In low level programming, there are a lot of instances where we make use of bit masking.
In my project objcache, I used a bit masking technique which took benefit from the operating system’s address space structure. I want to share my understanding and request for your feedback.
In the program page sized buffers were allocated. The virtual address of a random offset of a page was available and then I needed to find the base address of that page where a struct was stored. The GET_SLABBASE parameterized macro at line no 11 in the image attached does the trick. Below I will try to explain why does it work and how we can take benefit from how the virtual address space is structured.
Note: This technique only works if the allocated memory is page aligned. mmap always returns a page aligned pointer but malloc may not.
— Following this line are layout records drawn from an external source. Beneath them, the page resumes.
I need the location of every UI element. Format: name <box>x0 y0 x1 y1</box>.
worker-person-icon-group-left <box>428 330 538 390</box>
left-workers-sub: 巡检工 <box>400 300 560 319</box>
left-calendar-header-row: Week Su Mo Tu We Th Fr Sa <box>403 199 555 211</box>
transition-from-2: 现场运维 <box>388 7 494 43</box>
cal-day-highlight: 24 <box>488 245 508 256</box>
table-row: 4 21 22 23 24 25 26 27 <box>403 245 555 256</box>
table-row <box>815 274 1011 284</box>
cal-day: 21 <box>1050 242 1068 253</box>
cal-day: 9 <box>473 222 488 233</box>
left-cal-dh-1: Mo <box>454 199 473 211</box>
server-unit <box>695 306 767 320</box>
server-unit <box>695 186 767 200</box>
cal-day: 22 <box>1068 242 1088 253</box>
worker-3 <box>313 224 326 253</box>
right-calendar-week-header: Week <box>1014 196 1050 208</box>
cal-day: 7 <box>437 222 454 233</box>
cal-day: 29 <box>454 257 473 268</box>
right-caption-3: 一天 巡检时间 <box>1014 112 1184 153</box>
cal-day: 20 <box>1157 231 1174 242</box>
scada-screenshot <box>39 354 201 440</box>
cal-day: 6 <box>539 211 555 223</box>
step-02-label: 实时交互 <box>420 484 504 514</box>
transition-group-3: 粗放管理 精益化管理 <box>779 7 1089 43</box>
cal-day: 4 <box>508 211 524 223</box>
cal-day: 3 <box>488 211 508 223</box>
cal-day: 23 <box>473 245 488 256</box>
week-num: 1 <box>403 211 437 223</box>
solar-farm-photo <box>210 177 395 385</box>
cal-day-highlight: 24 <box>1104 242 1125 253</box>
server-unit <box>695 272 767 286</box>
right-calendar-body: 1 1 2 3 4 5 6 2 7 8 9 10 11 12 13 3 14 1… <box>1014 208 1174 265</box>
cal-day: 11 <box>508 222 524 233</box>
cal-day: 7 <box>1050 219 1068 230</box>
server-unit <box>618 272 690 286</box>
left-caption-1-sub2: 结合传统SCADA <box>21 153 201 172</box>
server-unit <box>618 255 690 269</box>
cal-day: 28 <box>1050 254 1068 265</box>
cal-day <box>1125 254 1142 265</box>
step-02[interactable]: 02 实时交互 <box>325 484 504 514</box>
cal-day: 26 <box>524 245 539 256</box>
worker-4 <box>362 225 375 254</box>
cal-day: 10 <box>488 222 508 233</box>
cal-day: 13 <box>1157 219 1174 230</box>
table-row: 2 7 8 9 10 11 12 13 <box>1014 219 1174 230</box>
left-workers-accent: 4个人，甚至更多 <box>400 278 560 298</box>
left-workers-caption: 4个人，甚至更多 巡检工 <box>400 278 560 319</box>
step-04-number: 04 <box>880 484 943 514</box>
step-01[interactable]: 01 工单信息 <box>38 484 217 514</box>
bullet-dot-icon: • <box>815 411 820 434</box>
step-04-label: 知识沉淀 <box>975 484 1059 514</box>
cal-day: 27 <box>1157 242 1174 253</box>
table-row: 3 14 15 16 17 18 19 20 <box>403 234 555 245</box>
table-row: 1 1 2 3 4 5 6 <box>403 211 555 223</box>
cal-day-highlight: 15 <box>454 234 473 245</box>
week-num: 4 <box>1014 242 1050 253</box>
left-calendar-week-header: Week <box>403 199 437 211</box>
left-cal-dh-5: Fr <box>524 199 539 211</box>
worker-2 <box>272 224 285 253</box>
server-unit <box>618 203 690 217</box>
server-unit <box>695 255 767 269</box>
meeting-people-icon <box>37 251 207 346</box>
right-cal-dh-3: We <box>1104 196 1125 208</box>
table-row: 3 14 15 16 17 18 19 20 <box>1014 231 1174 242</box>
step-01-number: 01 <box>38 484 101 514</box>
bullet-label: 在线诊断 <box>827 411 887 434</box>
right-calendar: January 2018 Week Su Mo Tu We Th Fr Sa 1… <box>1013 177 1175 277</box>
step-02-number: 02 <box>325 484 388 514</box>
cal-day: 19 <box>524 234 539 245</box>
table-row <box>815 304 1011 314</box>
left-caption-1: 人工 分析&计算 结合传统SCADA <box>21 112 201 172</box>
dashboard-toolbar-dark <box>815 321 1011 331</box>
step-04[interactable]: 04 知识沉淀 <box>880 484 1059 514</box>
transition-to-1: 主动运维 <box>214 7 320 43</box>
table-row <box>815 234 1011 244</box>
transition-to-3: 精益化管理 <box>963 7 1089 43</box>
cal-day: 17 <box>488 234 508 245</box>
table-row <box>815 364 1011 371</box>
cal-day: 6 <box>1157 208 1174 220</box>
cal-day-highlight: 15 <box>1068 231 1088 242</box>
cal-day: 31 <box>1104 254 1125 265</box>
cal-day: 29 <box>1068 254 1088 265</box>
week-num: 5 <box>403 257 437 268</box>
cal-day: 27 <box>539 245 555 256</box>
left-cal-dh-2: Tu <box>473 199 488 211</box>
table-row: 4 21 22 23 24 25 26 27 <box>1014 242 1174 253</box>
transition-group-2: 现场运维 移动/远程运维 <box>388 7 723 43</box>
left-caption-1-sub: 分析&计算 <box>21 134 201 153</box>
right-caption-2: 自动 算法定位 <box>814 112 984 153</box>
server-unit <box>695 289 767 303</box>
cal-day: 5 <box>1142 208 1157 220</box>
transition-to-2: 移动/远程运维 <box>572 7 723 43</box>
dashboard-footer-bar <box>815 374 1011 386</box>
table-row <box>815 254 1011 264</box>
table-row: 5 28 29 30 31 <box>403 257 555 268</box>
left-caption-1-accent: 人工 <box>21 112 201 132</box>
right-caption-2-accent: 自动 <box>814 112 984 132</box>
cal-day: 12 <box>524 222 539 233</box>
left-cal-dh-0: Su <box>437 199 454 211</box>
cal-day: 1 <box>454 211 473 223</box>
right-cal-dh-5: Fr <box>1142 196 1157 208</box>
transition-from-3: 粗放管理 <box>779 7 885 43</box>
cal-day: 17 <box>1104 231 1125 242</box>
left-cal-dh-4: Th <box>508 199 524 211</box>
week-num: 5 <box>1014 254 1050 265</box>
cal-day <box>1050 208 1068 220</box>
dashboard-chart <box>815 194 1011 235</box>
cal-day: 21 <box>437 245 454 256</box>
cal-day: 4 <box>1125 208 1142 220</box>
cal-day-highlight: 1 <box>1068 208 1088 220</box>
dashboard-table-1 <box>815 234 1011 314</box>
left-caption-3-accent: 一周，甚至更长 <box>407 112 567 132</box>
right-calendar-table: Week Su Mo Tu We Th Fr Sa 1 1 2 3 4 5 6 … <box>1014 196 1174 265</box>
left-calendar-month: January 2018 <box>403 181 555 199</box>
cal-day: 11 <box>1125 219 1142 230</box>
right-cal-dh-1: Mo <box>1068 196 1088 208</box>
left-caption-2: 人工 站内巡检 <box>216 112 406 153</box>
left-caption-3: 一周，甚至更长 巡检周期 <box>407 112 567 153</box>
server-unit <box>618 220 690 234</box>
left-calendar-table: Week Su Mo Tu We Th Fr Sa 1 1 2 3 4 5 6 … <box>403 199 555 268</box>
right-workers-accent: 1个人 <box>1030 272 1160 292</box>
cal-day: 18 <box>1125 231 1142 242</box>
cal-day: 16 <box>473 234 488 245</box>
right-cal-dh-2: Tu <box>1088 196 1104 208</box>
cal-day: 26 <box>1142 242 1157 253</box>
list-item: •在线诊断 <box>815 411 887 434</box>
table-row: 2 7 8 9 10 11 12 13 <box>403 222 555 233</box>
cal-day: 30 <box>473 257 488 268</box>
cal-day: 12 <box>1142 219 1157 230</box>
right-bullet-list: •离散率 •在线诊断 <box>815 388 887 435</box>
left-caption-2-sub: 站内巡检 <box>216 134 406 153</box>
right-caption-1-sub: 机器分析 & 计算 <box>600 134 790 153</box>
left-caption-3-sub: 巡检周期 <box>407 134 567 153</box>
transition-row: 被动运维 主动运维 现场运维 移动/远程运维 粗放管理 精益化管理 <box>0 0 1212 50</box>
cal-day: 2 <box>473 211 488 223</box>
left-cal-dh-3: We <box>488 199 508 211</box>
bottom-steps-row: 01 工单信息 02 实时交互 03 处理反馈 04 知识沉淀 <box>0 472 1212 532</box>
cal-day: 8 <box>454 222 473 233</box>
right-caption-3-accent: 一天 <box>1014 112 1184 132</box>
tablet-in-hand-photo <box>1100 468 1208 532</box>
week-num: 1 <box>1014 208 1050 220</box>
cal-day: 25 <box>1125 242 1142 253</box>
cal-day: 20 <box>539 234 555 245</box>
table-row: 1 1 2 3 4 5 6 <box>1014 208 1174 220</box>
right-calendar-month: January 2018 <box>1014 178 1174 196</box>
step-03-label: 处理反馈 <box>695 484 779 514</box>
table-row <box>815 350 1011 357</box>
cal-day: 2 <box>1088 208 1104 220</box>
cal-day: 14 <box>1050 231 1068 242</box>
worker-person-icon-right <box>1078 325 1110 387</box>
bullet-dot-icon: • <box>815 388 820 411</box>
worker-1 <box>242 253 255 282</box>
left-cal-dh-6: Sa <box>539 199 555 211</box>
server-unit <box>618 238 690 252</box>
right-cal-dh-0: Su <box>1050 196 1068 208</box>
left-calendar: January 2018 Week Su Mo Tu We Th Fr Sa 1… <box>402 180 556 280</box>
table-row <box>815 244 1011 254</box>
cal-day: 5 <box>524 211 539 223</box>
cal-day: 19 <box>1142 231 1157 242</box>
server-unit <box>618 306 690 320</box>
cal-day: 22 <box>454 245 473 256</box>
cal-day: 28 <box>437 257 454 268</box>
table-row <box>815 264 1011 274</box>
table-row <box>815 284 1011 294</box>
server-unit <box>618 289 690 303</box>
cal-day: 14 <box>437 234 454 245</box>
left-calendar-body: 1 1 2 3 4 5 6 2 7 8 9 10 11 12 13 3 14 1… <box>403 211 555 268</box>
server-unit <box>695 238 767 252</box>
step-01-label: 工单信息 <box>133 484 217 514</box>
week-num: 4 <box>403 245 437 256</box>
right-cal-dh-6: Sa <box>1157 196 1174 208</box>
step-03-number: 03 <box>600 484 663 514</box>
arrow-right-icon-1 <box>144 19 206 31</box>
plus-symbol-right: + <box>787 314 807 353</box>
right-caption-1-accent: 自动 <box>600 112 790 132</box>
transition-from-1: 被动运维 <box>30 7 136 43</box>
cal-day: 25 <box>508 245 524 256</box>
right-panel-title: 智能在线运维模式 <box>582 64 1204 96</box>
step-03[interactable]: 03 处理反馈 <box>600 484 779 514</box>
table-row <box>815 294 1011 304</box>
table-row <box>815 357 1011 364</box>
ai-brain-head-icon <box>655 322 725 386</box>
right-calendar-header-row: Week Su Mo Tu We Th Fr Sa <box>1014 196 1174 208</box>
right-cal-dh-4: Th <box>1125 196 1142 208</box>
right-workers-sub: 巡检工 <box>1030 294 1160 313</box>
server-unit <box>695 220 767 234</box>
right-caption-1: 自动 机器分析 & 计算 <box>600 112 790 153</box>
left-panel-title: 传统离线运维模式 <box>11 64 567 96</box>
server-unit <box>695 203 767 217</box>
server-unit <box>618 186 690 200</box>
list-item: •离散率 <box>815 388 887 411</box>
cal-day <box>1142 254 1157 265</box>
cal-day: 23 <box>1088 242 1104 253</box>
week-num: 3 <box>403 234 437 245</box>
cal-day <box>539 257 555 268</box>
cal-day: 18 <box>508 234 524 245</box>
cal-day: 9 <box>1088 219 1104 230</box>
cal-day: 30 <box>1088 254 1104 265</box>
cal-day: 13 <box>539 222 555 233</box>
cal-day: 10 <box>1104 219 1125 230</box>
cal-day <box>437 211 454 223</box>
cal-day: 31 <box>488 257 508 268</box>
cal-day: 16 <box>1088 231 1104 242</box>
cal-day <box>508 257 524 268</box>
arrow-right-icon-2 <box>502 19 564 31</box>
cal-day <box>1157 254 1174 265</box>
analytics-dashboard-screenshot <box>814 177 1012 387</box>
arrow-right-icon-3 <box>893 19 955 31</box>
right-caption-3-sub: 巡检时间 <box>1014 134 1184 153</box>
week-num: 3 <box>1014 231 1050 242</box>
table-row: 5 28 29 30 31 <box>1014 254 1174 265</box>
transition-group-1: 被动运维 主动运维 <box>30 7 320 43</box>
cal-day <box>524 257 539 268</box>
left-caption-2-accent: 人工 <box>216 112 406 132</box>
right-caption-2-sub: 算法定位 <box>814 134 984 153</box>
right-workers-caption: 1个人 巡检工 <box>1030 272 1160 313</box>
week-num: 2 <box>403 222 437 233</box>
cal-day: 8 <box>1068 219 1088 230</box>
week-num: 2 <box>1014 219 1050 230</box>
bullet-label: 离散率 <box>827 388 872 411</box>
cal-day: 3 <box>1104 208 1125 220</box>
There is another glibc function posix_memalign which I used in my project to allocate memory with the required alignment.
The virtual address space provided by the kernel for each process consists of 2 parts which are virtual page number (VPN) and the offset. Assume that we have a 4 bit address space, then the first 2 bits represents the VPN and the latter 2 bits are offset. This structure helps mapping the VPN to the actual physical page frame number (PFN) using the page table entry (PTE).
So with our 4 bits address space assumption, the total amount of addressable memory is 2^4 = 16 bytes. With first 2 bits as VPN, we can have 2^2 = 4 pages.
0 | 0000 --- page 1
1 | 0001
2 | 0010
3 | 0011 ---
4 | 0100 --- page 2
5 | 0101
6 | 0110
7 | 0111 ---
8 | 1000 --- page 3
9 | 1001
10 | 1010
11 | 1011 ---
12 | 1100 --- page 4
13 | 1101
14 | 1110
15 | 1111 ---Fig: 4 bit address space (16 bytes)
Find the base address of the page given the address of an offset. For ex: If the address 1010 is available from page 3, find the base address of page 3 which is 1000.
Since we know the fact that the first 2 bits of the address space represents the VPN, we need to clear the last 2 bits to get the base address. The offset mask to do this is page_size – 1 because page_size – 1 has all offset bits set, bitwise NOT operator flips the bits of the offset mask, then bitwise AND operator with the memory address clears the offset bits keeping only the VPN bits producing the base address.
Base address = offset & ~(page_size – 1)
= 1010 & ~(0011), because page size is 4 bytes.
= 1000, which is the base address of page 3.